Only one authentic three-pole derrick remains on the property; it’s on the Crooked Road. It is believed to be the last of the three-pole derricks in Oil Springs and Petrolia that is in its original location. It dates back to 1950.
- The Last of the Old Imperial Oil Receiving Stations – 1974
For decades, Lambton County oil producers relied on trains to transport their crude to the Imperial Oil refinery in Sarnia. Crude was pooled at receiving stations and then pumped into rail tankers. Later, it would be sent by pipeline from the receiving stations. When the railway system in Oil Springs closed down in 1960, the receiving station continued to be used as central storage.
Charles Fairbank Sr. was able to convince Imperial that the Oil Springs receiving station should remain open. It stayed open until 1974, making it the very last of the old Imperial Oil receiving stations. The station can be found on the south-east corner of Gum Bed Line and Kelly Road.
4) The Longevity of the Family Ownership and Imperial Oil Connection
- Family Business for Almost 155 Years
Very few family businesses last more than a generation or two. Yet Fairbank Oil Fields is in its fourth generation and has been operating as family business since 1861.
For the sake of simplicity, is easiest to say that oil business founded by John Henry Fairbank have passed from father to son three times. The reality is slightly more complicated.
John Henry Fairbank and his wife, Edna, had six children. By 1882, only two had survived; Charles Oliver Fairbank, born in 1858 in Niagara Falls, Ontario, and his sister, May Edna Fairbank, born in Petrolia in 1869. Ownership of Fairbank Oil was shared by a number of relatives who had descended from Charles and May. In 1973 it became the sole property of his son, Charles Fairbank Senior (1904 -1982). Charlie, son of Charles Sr., then bought it from his father.
- The Imperial Oil Connection
Fairbank Oil has been continually supplying Imperial Oil since Imperial Oil began in London, Ontario on April 30, 1880. J.H. Fairbank began sending his oil to Imperial Oil’s massive refinery in London as early as 1880. Imperial Oil was founded in an attempt to block the powerful J.D. Rockefeller’s Standard Oil in the U.S. from taking over Canadian oil interests.
Among the Fairbank family papers, two Imperial Oil receipts to J.H. Fairbank have surfaced. One is dated Aug. 12, 1880 – less than four months after the Imperial Oil first formed and four weeks before Imperial Oil incorporated on Sept. 8, 1880. The second receipt is dated Dec. 31, 1880 and shows the new incorporated name for Imperial Oil Company Ltd.
No other oil producer comes close to supplying Imperial Oil steadily for nearly 140 years.
In 1880, Imperial Oil’s refinery was in London but the country’s largest refinery was Jacob Englehart’s Silver Star Refinery in Petrolia. It sprawled over 50 acres. In 1883, the London refinery burned and Imperial Oil took over Silver Star. Imperial Oil also moved its barrel plant to Petrolia that year and in 1884 it moved its headquarters to Petrolia.

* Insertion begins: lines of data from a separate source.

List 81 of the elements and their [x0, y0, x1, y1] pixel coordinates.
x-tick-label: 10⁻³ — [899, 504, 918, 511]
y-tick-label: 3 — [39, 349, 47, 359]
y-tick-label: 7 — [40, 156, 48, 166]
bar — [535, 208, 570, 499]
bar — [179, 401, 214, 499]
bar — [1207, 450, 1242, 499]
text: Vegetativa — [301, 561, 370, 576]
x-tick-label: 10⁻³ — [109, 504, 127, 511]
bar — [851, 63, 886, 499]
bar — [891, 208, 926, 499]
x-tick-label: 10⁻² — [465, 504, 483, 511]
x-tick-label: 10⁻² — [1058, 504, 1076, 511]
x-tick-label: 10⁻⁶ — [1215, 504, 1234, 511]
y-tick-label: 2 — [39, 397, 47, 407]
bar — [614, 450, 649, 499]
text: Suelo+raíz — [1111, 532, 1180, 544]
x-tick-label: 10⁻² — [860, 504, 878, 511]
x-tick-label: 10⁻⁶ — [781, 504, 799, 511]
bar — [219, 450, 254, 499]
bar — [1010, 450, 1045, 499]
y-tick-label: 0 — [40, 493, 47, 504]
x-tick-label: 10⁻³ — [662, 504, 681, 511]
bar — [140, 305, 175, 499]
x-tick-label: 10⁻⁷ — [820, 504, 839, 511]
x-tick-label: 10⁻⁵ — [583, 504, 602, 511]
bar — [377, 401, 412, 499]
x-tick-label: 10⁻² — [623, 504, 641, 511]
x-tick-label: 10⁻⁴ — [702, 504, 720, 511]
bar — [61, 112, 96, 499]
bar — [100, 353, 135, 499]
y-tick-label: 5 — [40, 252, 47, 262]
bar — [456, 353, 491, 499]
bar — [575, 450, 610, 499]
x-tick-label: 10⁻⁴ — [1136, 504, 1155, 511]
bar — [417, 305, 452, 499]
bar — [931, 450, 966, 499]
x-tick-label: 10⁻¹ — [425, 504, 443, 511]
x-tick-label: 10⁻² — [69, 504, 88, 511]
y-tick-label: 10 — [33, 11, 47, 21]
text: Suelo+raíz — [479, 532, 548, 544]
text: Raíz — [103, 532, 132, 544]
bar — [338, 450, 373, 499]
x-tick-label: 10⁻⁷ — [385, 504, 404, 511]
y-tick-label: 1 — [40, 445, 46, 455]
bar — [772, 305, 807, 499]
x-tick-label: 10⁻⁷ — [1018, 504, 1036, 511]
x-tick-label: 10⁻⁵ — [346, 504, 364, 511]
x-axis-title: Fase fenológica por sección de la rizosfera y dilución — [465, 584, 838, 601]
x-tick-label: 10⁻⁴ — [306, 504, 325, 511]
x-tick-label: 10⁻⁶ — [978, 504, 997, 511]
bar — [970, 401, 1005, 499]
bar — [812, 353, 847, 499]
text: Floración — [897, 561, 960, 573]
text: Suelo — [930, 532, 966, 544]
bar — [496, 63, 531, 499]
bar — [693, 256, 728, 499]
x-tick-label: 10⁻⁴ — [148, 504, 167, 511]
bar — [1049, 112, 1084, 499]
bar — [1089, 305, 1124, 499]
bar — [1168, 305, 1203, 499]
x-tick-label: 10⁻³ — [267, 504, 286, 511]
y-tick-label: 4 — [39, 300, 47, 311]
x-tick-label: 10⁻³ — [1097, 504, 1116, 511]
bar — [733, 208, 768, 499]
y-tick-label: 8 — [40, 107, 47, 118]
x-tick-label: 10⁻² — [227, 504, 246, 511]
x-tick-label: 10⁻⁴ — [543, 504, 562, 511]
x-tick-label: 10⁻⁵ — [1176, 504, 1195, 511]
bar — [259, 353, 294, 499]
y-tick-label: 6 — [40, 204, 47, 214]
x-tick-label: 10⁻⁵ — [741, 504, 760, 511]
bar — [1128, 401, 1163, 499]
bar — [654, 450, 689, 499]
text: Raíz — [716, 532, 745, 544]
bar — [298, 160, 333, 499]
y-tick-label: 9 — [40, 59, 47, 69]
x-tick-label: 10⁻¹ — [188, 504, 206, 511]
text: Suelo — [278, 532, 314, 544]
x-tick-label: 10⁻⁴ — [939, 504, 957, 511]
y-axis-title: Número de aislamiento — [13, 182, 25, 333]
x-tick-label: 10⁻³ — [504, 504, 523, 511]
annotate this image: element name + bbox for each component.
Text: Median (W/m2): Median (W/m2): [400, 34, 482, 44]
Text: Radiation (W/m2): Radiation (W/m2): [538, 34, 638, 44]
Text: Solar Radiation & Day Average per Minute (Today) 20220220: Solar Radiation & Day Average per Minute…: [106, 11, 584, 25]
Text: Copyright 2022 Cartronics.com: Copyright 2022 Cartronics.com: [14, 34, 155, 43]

By 1897, Imperial Oil struck a deal with the American Standard Oil. Standard Oil would finance expansion in Canada and Imperial would hand over the majority of its interests. On Feb. 23, 1898, the final blow to Petrolia was struck. Imperial Oil took possession of the Bushnell Companies refinery in Sarnia and moved all its operations there, including its head office.
Imperial Oil then adopted the name Esso, which comes from the two first letters of Standard Oil. Fairbank Oil has been transporting its oil to the Esso refinery in Sarnia ever since.